Tackling food insecurity through urban farming
CHARLOTTE, N.C. — Over 1.6 million North Carolinians have to travel a long way to get to their nearest supermarket.
What You Need To Know
Nearly 15% of households in Mecklenburg County face food insecurities
Three Sisters Farm and Market is one of at least five urban farms helping tackle food insecurity by increasing access to fresh, local food around the Queen City
The farm grows vegetables, like okra and sweet potatoes, and sells them at an affordable price
They live in what’s known as food deserts, where finding affordable healthy food options can be a struggle. That’s the case for about 15% of Mecklenburg County’s population.
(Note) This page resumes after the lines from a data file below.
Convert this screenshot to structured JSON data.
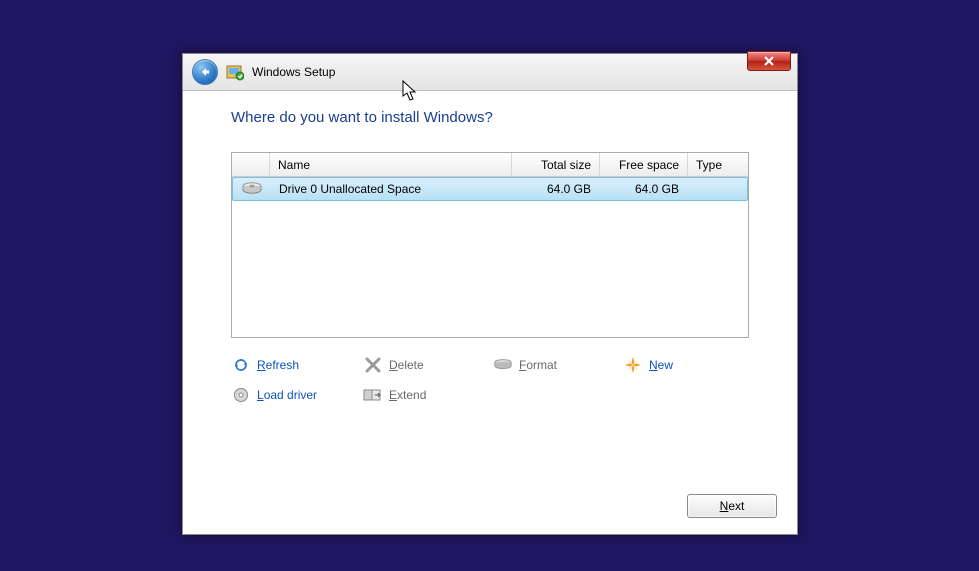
{
  "window": {
    "title": "Windows Setup"
  },
  "heading": "Where do you want to install Windows?",
  "columns": {
    "name": "Name",
    "total": "Total size",
    "free": "Free space",
    "type": "Type"
  },
  "drives": [
    {
      "name": "Drive 0 Unallocated Space",
      "total": "64.0 GB",
      "free": "64.0 GB",
      "type": ""
    }
  ],
  "actions": {
    "refresh": "Refresh",
    "delete": "Delete",
    "format": "Format",
    "new": "New",
    "load_driver": "Load driver",
    "extend": "Extend"
  },
  "buttons": {
    "next": "Next"
  }
}
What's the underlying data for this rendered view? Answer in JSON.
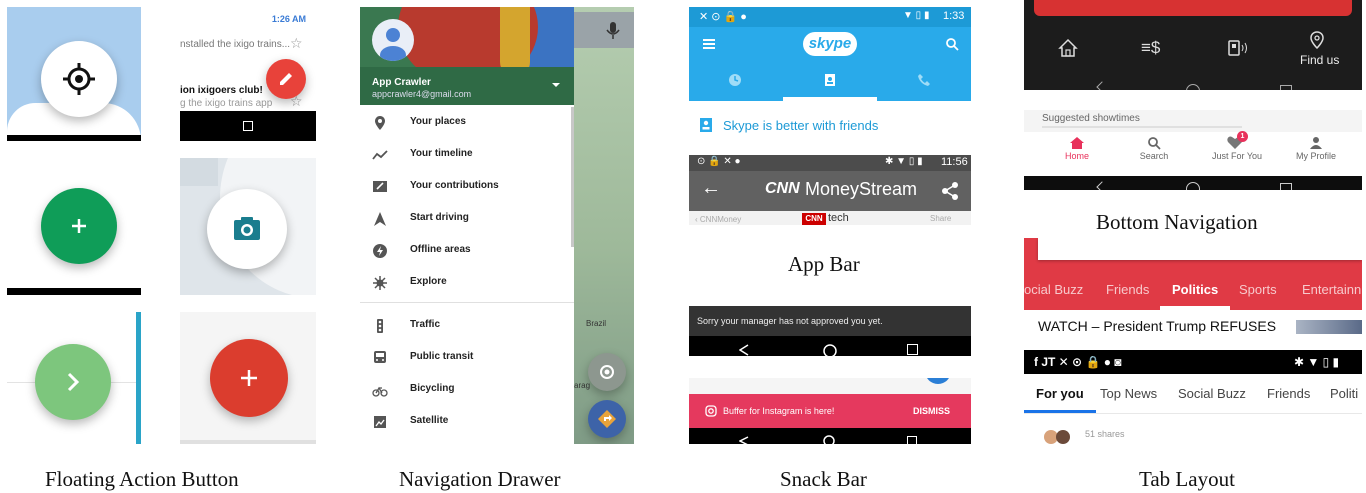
{
  "fab": {
    "caption": "Floating Action Button",
    "notification_time": "1:26 AM",
    "notification_text1": "nstalled the ixigo trains...",
    "notification_text2": "ion ixigoers club!",
    "notification_text3": "g the ixigo trains app",
    "colors": {
      "green": "#0f9d58",
      "red": "#db3d2e",
      "light_green": "#7dc67d",
      "camera": "#1a7d8e"
    }
  },
  "drawer": {
    "caption": "Navigation Drawer",
    "user_name": "App Crawler",
    "user_email": "appcrawler4@gmail.com",
    "items": [
      {
        "label": "Your places",
        "icon": "pin-icon"
      },
      {
        "label": "Your timeline",
        "icon": "timeline-icon"
      },
      {
        "label": "Your contributions",
        "icon": "contributions-icon"
      },
      {
        "label": "Start driving",
        "icon": "navigation-arrow-icon"
      },
      {
        "label": "Offline areas",
        "icon": "offline-icon"
      },
      {
        "label": "Explore",
        "icon": "explore-icon"
      },
      {
        "label": "Traffic",
        "icon": "traffic-icon"
      },
      {
        "label": "Public transit",
        "icon": "transit-icon"
      },
      {
        "label": "Bicycling",
        "icon": "bicycle-icon"
      },
      {
        "label": "Satellite",
        "icon": "satellite-icon"
      }
    ],
    "map_label": "Brazil",
    "map_label2": "arag"
  },
  "appbar": {
    "caption": "App Bar",
    "skype_time": "1:33",
    "skype_logo": "skype",
    "skype_banner": "Skype is better with friends",
    "cnn_time": "11:56",
    "cnn_title": "MoneyStream",
    "cnn_logo": "CNN",
    "cnn_sub_left": "CNNMoney",
    "cnn_sub_tech": "tech",
    "cnn_sub_tech_logo": "CNN",
    "cnn_sub_share": "Share"
  },
  "snackbar": {
    "caption": "Snack Bar",
    "message1": "Sorry your manager has not approved you yet.",
    "message2": "Buffer for Instagram is here!",
    "action2": "DISMISS"
  },
  "bottomnav": {
    "caption": "Bottom Navigation",
    "find_us": "Find us",
    "suggested": "Suggested showtimes",
    "items": [
      {
        "label": "Home",
        "icon": "home-icon"
      },
      {
        "label": "Search",
        "icon": "search-icon"
      },
      {
        "label": "Just For You",
        "icon": "heart-icon"
      },
      {
        "label": "My Profile",
        "icon": "person-icon"
      }
    ],
    "badge": "1"
  },
  "tablayout": {
    "caption": "Tab Layout",
    "red_tabs": [
      "ocial Buzz",
      "Friends",
      "Politics",
      "Sports",
      "Entertainn"
    ],
    "headline": "WATCH – President Trump REFUSES",
    "white_tabs": [
      "For you",
      "Top News",
      "Social Buzz",
      "Friends",
      "Politi"
    ],
    "shares": "51 shares"
  }
}
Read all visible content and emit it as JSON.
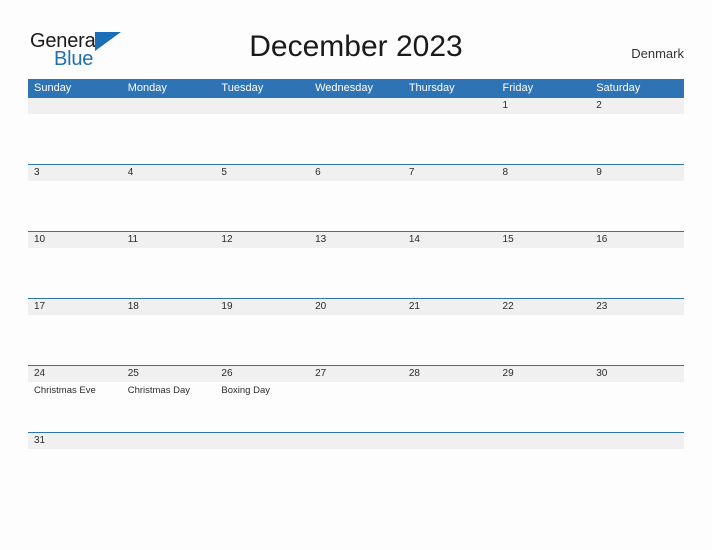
{
  "brand": {
    "logo_general": "General",
    "logo_blue": "Blue",
    "logo_flag_icon": "flag-triangle-icon"
  },
  "header": {
    "title": "December 2023",
    "country": "Denmark"
  },
  "calendar": {
    "month": "December",
    "year": "2023",
    "weekday_headers": [
      "Sunday",
      "Monday",
      "Tuesday",
      "Wednesday",
      "Thursday",
      "Friday",
      "Saturday"
    ],
    "colors": {
      "header_blue": "#2E73B4",
      "row_band_grey": "#F0F0F0",
      "logo_blue": "#1F6FB5",
      "text": "#2B2B2B",
      "page_background": "#FDFDFD"
    },
    "weeks": [
      [
        {
          "date": "",
          "event": ""
        },
        {
          "date": "",
          "event": ""
        },
        {
          "date": "",
          "event": ""
        },
        {
          "date": "",
          "event": ""
        },
        {
          "date": "",
          "event": ""
        },
        {
          "date": "1",
          "event": ""
        },
        {
          "date": "2",
          "event": ""
        }
      ],
      [
        {
          "date": "3",
          "event": ""
        },
        {
          "date": "4",
          "event": ""
        },
        {
          "date": "5",
          "event": ""
        },
        {
          "date": "6",
          "event": ""
        },
        {
          "date": "7",
          "event": ""
        },
        {
          "date": "8",
          "event": ""
        },
        {
          "date": "9",
          "event": ""
        }
      ],
      [
        {
          "date": "10",
          "event": ""
        },
        {
          "date": "11",
          "event": ""
        },
        {
          "date": "12",
          "event": ""
        },
        {
          "date": "13",
          "event": ""
        },
        {
          "date": "14",
          "event": ""
        },
        {
          "date": "15",
          "event": ""
        },
        {
          "date": "16",
          "event": ""
        }
      ],
      [
        {
          "date": "17",
          "event": ""
        },
        {
          "date": "18",
          "event": ""
        },
        {
          "date": "19",
          "event": ""
        },
        {
          "date": "20",
          "event": ""
        },
        {
          "date": "21",
          "event": ""
        },
        {
          "date": "22",
          "event": ""
        },
        {
          "date": "23",
          "event": ""
        }
      ],
      [
        {
          "date": "24",
          "event": "Christmas Eve"
        },
        {
          "date": "25",
          "event": "Christmas Day"
        },
        {
          "date": "26",
          "event": "Boxing Day"
        },
        {
          "date": "27",
          "event": ""
        },
        {
          "date": "28",
          "event": ""
        },
        {
          "date": "29",
          "event": ""
        },
        {
          "date": "30",
          "event": ""
        }
      ],
      [
        {
          "date": "31",
          "event": ""
        },
        {
          "date": "",
          "event": ""
        },
        {
          "date": "",
          "event": ""
        },
        {
          "date": "",
          "event": ""
        },
        {
          "date": "",
          "event": ""
        },
        {
          "date": "",
          "event": ""
        },
        {
          "date": "",
          "event": ""
        }
      ]
    ]
  }
}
Mason Olonade is the farm manager at Three Sisters Farm and Market in Charlotte’s West Boulevard neighborhood. It’s one of at least five urban farms in Mecklenburg County that’s helping tackle food insecurity by increasing access to fresh, local food around the Queen City.
“The West Boulevard Corridor does not have a grocery store of any good repute,” Olonade said. “You can either get your food at Family Dollar or Walmart – so there’s not that much nutrition going to be found in there.”
Each week, Olonade sees dozens of people from around the area visit their farm, buying fresh vegetables, like okra and sweet potatoes, at an affordable price.
“But they don’t come to us just because we got this food here,” Olonade said. “They come to us because they believe in the mission of what we’re doing, they believe in us, they buy from us because they understand what it means to be a community.”
Olonade also mentors teens in the community, who work or volunteer at the farm through the West Boulevard Neighborhood Coalition’s “Seeds for Change” program.
“The market provides for them an opportunity for them to do the math and to interact with a wide variety of customers,” Olonade said.
In addition, the program hosts tutoring sessions and academic help at the nearby library.
Olonade believes it’s another reason why urban farming is becoming increasingly vital to communities like west Charlotte.
“I think that people still want something that is unique to their city just as much as this okra and this sweet potato that I just pulled up is unique to this land right here,” Olonade said.
The West Boulevard Neighborhood Coalition is actively working on plans to open the city’s first cooperative grocery store. It’ll offer fresh fruits and veggies that are grown on the farm, along with non-perishable food items.